A new computer program can take someone's pulse without laying a finger on them. It analyzes videos of people trying to hold still and spots a tiny tic that betrays every heartbeat.
Not yet tested in a clinical setting, the algorithm could provide a way to check the health of newborns and elderly people with easily damaged skin. A camera feeding into the program could, in principle, monitor someone continuously.
Guha Balakrishnan, a Massachusetts Institute of Technology graduate student who presented his team's project June 27 at the IEEE Computer Vision Pattern Recognition conference in Portland, Ore., didn't set out to study the heart. He planned to measure people's breathing rates by filming their heads moving up and down, in time with the expansion and contraction of their lungs. But then his videos revealed a subtle, intriguing spasm that occurred at regular intervals.
"I noticed it kind of by accident," said Balakrishnan.
He had rediscovered a phenomenon known to medical science for more than 130 years. Every time the heart squeezes, the body jumps up. That's because blood rushing up out of the heart is channeled downward by the aorta, as well as by the blood vessels it strikes in the head. Physics dictates that the downward forces must be counterbalanced by upward forces on the blood vessels. Thus the body -- and the head -- rise like a water-propelled rocket.
The first practical device to take a pulse by monitoring this tremor dates to 1936. Invented by American physician Isaac Starr, the ballistocardiograph looked like a bed.
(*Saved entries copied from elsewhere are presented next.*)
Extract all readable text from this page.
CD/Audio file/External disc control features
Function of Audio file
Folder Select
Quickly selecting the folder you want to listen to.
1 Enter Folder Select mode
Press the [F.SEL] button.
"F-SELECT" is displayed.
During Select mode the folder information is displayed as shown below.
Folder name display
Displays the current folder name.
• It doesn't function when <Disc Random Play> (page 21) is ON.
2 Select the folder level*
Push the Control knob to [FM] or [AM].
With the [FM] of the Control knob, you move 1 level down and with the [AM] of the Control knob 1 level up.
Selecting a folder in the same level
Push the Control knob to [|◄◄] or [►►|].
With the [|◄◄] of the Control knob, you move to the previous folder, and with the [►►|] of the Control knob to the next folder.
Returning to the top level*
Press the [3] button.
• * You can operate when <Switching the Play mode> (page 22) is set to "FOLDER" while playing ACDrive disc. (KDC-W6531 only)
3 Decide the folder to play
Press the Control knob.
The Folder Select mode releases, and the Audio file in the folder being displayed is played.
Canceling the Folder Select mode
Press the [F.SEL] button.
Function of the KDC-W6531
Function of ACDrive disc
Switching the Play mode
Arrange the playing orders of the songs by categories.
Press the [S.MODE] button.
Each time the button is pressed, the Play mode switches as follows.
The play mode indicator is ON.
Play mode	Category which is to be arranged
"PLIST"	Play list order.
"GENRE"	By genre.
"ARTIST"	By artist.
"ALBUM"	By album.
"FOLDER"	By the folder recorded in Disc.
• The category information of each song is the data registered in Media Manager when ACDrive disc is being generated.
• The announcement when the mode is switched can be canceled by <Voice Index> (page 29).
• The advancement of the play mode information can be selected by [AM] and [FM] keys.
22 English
The twitches of a sprawled out patient rocked the bed back and forth.
Balakrishnan's 21st-century twist on the idea didn't require any lying down. Each user stared at a video camera for up to 90 seconds while doing their best not to move. Software tracked up to 1,000 points on the face and then weeded out especially slow or fast movements tied to breathing or involuntary adjustments the head makes to keep itself balanced and upright.
Nailing down the motions caused by heart contractions took a mathematical technique developed more than century ago, called principal components analysis. It finds patterns in complicated data and is often used for face recognition algorithms. In this case, a computer program tried out different combinations of the tracked points and selected the one that moved rhythmically at the steadiest pace.
"Picking out such a small signal isn't trivial," said Ira Kemelmacher-Shlizerman, a computer scientist at the University of Washington in Seattle. "It's impressive."
Eighteen healthy volunteers had their pulses taken, both by video and by today's gold standard: the electrocardiograph, an instrument that detects electrical impulses generated by the heart. The new technique proved accurate to within a few beats per minute. For most of the subjects, it also did a reasonable job of measuring how long each beat lasted and detecting variability from beat to beat, which is thought to play a role in some health problems.
Altogether the performance was comparable to other video-based approaches under development at MIT and the University of California, Irvine. Teams at those universities look at color changes in the face to identify heartbeats. Their digital cameras spot a flush that accompanies each rush of blood to the head.
Balakrishnan ultimately hopes to combine color and motion for an even clearer signal. But the obvious next step for his proof-of-principle algorithm, said Kemelmacher-Shlizerman, will be demonstrating that it works out in the real world. Different lightning conditions or busy environments could mask the tiny movements. Training the algorithm to work on a freely moving head would be a step forward. So would testing it on people with health problems.